Die DNK-Entsprechenserklärung gliedert sich in vier Bereiche, in denen Unternehmen über ihr nachhaltiges Handeln und Wirtschaften berichten sollten: Strategie, Prozessmanagement, Umwelt und Gesellschaft. Unter diesen Schwerpunkten werden insgesamt 20 Kriterien abgefragt wie der CO2-Fußabdruck verwendeter Baustoffe, die Einbindung verschiedener gesellschaftlicher Gruppen in Projekte, die Behandlung der Arbeitnehmer im Unternehmen. Werden bestimmte Kriterien nicht erfüllt, besteht die Möglichkeit einer Erklärung darüber, warum dies so ist oder ob sich ein Berichtswesen dahingehend aktuell in der Planung befindet.

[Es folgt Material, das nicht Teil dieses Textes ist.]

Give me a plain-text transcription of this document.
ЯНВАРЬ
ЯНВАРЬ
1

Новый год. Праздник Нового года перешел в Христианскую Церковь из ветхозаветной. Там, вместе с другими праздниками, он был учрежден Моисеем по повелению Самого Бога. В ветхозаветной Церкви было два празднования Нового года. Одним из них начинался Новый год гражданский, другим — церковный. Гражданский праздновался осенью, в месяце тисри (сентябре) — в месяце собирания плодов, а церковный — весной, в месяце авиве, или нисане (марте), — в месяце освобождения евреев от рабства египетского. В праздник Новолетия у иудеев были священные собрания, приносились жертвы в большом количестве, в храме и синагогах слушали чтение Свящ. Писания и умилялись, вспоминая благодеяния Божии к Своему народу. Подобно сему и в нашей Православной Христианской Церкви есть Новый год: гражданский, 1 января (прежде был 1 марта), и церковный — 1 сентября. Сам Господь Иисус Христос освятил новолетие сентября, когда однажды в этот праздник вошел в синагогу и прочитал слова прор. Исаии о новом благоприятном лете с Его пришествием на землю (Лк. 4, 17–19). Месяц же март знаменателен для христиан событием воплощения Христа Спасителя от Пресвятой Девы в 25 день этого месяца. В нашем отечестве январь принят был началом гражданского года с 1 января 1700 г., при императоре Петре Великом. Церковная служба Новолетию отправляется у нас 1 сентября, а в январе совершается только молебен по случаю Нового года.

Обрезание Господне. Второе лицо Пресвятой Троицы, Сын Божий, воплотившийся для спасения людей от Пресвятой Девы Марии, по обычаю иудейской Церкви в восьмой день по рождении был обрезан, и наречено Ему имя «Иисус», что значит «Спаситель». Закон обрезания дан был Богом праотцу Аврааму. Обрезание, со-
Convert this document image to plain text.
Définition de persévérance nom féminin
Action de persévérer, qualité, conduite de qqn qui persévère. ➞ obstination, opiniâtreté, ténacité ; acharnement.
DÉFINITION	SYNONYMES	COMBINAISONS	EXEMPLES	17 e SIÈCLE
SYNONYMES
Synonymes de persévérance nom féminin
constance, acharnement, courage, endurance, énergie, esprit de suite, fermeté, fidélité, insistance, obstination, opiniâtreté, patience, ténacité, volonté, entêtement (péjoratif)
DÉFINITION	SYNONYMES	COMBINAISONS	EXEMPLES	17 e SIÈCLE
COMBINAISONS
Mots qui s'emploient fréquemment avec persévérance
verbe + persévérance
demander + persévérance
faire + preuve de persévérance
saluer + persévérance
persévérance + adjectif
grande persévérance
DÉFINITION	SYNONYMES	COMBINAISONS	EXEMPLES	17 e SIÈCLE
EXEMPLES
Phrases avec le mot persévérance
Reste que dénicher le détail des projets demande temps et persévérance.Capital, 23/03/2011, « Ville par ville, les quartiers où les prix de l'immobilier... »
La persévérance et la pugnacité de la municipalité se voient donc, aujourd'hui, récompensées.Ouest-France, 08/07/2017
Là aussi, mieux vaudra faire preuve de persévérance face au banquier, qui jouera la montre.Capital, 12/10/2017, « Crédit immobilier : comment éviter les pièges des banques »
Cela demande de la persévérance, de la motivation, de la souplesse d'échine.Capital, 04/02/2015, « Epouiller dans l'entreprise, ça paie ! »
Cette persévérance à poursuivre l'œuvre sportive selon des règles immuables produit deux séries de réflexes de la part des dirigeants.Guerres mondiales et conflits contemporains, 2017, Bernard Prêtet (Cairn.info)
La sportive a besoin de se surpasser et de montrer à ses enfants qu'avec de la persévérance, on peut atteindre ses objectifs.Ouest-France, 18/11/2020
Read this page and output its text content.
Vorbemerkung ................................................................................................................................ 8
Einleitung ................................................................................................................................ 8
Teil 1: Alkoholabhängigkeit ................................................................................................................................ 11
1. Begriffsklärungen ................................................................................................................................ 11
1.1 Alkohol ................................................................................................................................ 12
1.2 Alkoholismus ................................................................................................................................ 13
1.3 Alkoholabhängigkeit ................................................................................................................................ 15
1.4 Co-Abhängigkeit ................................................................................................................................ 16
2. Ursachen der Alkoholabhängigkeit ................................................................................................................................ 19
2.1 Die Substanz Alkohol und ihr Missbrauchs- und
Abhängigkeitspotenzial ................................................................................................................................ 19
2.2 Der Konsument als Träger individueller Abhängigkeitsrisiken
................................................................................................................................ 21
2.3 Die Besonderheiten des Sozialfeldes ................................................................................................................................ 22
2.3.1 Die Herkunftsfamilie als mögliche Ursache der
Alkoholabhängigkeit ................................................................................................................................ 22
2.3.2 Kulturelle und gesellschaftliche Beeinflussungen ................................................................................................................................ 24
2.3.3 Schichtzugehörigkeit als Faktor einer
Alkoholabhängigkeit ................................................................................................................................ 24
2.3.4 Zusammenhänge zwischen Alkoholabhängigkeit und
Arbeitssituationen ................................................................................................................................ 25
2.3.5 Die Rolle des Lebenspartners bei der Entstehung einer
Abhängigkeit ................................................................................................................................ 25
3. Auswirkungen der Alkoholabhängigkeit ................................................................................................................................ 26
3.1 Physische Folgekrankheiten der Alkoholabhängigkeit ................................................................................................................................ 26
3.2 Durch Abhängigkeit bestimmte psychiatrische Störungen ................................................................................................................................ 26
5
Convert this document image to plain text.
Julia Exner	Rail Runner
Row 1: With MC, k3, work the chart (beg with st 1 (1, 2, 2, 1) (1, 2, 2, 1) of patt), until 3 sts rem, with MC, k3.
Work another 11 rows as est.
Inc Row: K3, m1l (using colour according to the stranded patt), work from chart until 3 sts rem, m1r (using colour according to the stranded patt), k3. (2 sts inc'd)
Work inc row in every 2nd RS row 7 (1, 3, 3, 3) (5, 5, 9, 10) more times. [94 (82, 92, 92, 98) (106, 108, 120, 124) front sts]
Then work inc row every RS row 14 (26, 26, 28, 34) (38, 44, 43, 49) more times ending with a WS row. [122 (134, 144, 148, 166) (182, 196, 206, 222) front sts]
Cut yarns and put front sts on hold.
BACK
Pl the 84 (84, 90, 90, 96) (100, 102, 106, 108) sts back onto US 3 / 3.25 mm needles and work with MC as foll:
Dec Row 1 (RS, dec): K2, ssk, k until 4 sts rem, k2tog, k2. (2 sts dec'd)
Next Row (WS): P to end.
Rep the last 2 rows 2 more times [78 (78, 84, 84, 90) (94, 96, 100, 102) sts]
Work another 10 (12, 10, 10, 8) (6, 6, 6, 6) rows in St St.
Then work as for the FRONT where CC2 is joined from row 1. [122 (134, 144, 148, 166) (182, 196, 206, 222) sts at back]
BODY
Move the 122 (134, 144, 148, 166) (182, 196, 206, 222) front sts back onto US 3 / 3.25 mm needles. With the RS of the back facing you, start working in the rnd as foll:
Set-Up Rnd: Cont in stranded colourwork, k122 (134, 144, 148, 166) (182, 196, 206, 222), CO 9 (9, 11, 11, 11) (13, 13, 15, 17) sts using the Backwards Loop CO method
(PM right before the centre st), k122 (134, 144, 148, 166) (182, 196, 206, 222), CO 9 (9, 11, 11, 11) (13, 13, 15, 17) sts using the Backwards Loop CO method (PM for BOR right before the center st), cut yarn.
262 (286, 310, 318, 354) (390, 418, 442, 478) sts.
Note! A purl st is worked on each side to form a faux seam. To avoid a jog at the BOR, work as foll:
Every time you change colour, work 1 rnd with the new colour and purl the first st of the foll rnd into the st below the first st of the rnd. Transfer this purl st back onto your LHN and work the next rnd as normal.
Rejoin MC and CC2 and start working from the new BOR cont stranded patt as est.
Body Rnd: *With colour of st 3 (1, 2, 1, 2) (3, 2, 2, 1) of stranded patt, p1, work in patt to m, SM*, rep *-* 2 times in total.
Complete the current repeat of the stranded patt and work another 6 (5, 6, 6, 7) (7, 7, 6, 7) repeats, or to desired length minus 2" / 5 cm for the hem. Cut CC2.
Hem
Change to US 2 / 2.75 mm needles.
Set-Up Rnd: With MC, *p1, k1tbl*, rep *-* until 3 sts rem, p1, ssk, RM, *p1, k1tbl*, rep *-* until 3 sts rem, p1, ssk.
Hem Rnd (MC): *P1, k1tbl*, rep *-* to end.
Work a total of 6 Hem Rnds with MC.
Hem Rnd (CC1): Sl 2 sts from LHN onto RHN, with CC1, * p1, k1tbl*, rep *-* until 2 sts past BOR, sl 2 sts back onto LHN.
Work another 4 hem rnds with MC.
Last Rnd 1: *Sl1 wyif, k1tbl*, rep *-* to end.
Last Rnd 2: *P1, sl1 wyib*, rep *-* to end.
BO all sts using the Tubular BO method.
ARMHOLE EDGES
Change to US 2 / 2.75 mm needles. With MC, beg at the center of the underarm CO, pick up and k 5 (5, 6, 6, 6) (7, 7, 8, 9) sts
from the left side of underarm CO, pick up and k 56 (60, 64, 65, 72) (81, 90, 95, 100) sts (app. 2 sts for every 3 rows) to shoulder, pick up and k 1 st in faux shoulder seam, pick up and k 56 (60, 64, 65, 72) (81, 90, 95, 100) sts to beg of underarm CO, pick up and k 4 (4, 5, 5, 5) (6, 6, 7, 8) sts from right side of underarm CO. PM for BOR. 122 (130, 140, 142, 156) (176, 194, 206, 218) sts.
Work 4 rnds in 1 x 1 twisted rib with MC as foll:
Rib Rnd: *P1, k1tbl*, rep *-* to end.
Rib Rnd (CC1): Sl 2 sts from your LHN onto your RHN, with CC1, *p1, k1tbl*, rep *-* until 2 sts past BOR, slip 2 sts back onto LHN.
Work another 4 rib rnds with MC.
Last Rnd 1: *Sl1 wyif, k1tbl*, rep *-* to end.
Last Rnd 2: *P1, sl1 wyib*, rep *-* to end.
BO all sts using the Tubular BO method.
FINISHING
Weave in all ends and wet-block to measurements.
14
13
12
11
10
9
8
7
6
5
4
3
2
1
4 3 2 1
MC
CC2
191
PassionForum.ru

Kostengünstige und effizient erstellte Nachhaltigkeitsberichte
Der zeitliche Aufwand für die Bearbeitung der wesentlichen Kriterien für den Nachhaltigkeitsbericht hängt davon ab, wie tief das Thema bereits im Unternehmen verankert ist. Wenn ein Wohnungsunternehmen zum ersten Mal eine Entsprechenserklärung – also sozusagen ein “Nachhaltigkeitsbericht light“ – erstellt, dauert dies in der Regel ein bis drei Wochen. Der Zeitaufwand und der interne Personalaufwand verringert sich, wenn man sich externe Hilfe einholt, die im Erstellen von Nachhaltigkeitsberichten erfahren ist. Die Kosten halten sich dabei in Grenzen. Die Generierung eines 16seitigen gestalteten Nachhaltigkeitsberichts – auf Grundlage der 20 Kriterien des Deutschen Nachhaltigkeitskodex mit Ergänzungen für die Wohnungswirtschaft inklusive Entsprechenserklärung – kostet bei einem externen Dienstleister rund 18.000 Euro. Ein ausführlicher Nachhaltigkeitsbericht mit rund 35 bis 40 Seiten auf Grundlage der GdW Arbeitshilfe 73 und den 20 DNK-Kriterien kostet rund 28.000 Euro. Und für einen Bericht nach GRI G4 auf etwa 50 bis 60 Seiten sollte man rund 50.000 Euro einplanen.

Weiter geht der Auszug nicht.